Data

The data for the Death by Numbers project has been manually transcribed out of photographs and digitized microfiche images of the original bills of mortality. To ensure that scholars are able to trace our transcriptions back to the original, archival sources, we have divided our transcribed bills into multiple datasets that are named and described according to the archive and call numbers where we found collections of bills. This is most apparent in the downloadable CSV files and can also be traced in the unique IDs for each transcription. For more on our project workflow, see our methodologies essays.

Data can be accessed through:

The London Bills of Mortality dataset currently consists of weekly mortality bills from 1636 to 1752 and annual bills of mortality from 1656 to 1750. It includes data from both the city of London and the greater London metropolitan area.
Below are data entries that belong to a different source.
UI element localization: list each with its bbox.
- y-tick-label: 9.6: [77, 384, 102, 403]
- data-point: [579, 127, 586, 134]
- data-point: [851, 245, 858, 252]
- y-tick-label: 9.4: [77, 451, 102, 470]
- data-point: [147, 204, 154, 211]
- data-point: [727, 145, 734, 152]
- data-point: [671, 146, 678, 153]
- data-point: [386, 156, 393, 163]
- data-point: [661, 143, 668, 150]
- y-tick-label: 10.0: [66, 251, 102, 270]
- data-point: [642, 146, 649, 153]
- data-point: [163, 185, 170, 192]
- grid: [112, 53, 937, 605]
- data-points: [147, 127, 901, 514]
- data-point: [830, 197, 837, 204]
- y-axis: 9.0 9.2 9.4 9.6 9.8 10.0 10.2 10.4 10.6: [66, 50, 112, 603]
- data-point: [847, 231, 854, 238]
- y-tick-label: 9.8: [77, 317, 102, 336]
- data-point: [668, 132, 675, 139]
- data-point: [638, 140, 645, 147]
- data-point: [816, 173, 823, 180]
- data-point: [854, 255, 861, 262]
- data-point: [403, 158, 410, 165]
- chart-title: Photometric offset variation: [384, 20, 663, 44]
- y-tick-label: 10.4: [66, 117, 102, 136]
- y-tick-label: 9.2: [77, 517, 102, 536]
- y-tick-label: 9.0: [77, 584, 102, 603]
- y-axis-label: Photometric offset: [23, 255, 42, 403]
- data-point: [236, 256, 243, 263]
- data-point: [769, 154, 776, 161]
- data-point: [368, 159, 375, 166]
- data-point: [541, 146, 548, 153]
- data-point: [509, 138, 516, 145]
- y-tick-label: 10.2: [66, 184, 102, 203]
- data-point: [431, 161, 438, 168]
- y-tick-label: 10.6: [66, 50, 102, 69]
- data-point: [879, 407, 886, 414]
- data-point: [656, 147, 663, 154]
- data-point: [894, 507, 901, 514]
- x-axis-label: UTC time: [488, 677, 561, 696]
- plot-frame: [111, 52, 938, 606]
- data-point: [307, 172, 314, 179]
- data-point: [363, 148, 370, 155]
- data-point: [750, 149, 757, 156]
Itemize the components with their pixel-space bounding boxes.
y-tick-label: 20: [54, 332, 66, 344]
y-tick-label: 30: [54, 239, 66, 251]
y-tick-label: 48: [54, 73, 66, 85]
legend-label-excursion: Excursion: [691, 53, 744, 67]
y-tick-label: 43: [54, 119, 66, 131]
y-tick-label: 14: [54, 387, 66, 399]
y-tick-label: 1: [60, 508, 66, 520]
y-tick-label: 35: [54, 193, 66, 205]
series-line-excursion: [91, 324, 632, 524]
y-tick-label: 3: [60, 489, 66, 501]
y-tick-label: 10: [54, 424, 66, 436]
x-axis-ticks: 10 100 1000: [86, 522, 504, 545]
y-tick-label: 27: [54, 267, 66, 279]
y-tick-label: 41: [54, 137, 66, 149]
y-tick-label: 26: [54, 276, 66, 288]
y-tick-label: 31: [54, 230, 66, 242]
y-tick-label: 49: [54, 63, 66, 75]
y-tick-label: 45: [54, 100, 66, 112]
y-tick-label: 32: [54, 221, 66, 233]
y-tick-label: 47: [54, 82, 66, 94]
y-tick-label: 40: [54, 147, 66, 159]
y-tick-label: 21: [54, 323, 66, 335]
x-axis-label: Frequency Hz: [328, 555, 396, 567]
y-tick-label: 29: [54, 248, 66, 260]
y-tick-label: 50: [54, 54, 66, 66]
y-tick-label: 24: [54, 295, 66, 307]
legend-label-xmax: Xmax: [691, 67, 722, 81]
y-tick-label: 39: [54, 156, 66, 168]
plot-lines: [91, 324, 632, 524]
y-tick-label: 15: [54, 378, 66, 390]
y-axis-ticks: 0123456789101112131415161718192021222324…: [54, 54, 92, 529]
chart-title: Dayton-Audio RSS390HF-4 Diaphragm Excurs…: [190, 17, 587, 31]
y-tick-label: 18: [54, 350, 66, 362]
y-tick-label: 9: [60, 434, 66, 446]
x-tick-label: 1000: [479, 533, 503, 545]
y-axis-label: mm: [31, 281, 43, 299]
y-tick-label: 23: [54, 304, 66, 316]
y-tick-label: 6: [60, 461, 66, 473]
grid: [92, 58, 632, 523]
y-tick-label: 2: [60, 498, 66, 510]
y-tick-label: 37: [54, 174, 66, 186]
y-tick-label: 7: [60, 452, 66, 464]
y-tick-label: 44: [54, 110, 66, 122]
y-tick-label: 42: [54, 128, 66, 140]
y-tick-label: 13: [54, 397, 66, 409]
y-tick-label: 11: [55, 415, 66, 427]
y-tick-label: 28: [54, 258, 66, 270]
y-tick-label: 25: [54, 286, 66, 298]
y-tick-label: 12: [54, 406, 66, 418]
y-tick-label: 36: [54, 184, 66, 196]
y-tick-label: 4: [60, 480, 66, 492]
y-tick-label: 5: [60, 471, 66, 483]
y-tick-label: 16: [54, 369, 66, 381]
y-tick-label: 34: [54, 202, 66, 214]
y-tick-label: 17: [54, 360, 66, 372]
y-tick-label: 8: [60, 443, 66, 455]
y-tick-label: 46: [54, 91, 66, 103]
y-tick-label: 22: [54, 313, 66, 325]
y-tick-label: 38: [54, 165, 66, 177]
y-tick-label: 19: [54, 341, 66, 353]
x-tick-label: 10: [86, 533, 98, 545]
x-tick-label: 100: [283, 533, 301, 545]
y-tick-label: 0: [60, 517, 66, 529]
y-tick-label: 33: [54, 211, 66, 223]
All weekly and annual data which are currently known to be extant from these two periods are part of the dataset. To avoid disrupting the time series, the dataset ends when England reformed its calendar by removing 11 days.

The bills consist of burial data collected by London's parishes, which are part of the administrative structure of the Church of England. Therefore, the data does not necessarily include all deaths, particularly in the eighteenth century, as people increasingly opted out of membership in the church.

Parish-level burial data is subtotaled and totaled in the bills. The urban subset of parishes "within the walls" remain most consistent throughout this time period. Due to urban sprawl, additional parishes were regularly added to the bills and thus the suburban subset of parishes "without the walls," in Middlesex/Surrey, and in Westminster. Users should be alert to parishes being temporarily moved from one subset of parishes to another, such as occurred in 1673-4 when Christ Church was moved from the parishes without the walls to the out-parishes in Middlesex and Surrey. The parish associated with the Tower of London—St. Peter ad Vincula—rarely appears in the bills but can be seen, for example, in 1729 when it is considered to be a parish "within the walls".

Cause of death data was collected at the parish level but—aside from plague—was only printed at the city-wide level. Some location data is recorded for accidental deaths, drownings, etc. and has been transcribed when available.

The project uses the categories suicide, killed, and other in ways that are distinct from early modern usage of those terms. Suicide includes all self-murders, including those excused by distraction or lunacy. Killed includes all non-suicide deaths that involve human agency, whether or not intentional. Other includes all causes of death not encompassed by another category in the dataset. Users should be particularly mindful that the boundary between deaths with and without human agency is not entirely clear and may want to make their own categorical judgements based on the information transcribed about suicide, killed, and other deaths.

Christening data was collected at the parish level but only printed at the subset-of-parishes level and city-wide level. It is probable that children involved in abortive, miscarriage, and stillborn burials would not have been christened; users interested in birth data should consider adding those burial numbers to the christening numbers to better approximate the number of births.

From December 1727 on, the bills include data at the city-wide level on the reported age of burials. This data has not yet been fully transcribed.

Additional data from the bills on the price of bread and other foodstuffs has not yet been fully transcribed.

All data transcriptions were reviewed by a second person, to increase the accuracy of transcriptions. The "is illegible" flag has been used both to mark numbers that were impossible to transcribe and numbers that both the transcriber and reviewer were uncertain of. The "is missing" and "is illegible" flag are used in combination to indicate when a page or torn or data has been otherwise rendered illegible by damage to the original document. Given the poor quality of surviving sources and/or reproductions of them, users are advised to consult the original bills if there is any concern as to the accuracy of the transcription.

Some of the bills have data that has been overwritten or otherwise corrected by previous owners. Due to the research aims of this project, the original printed data has been transcribed rather than the corrections.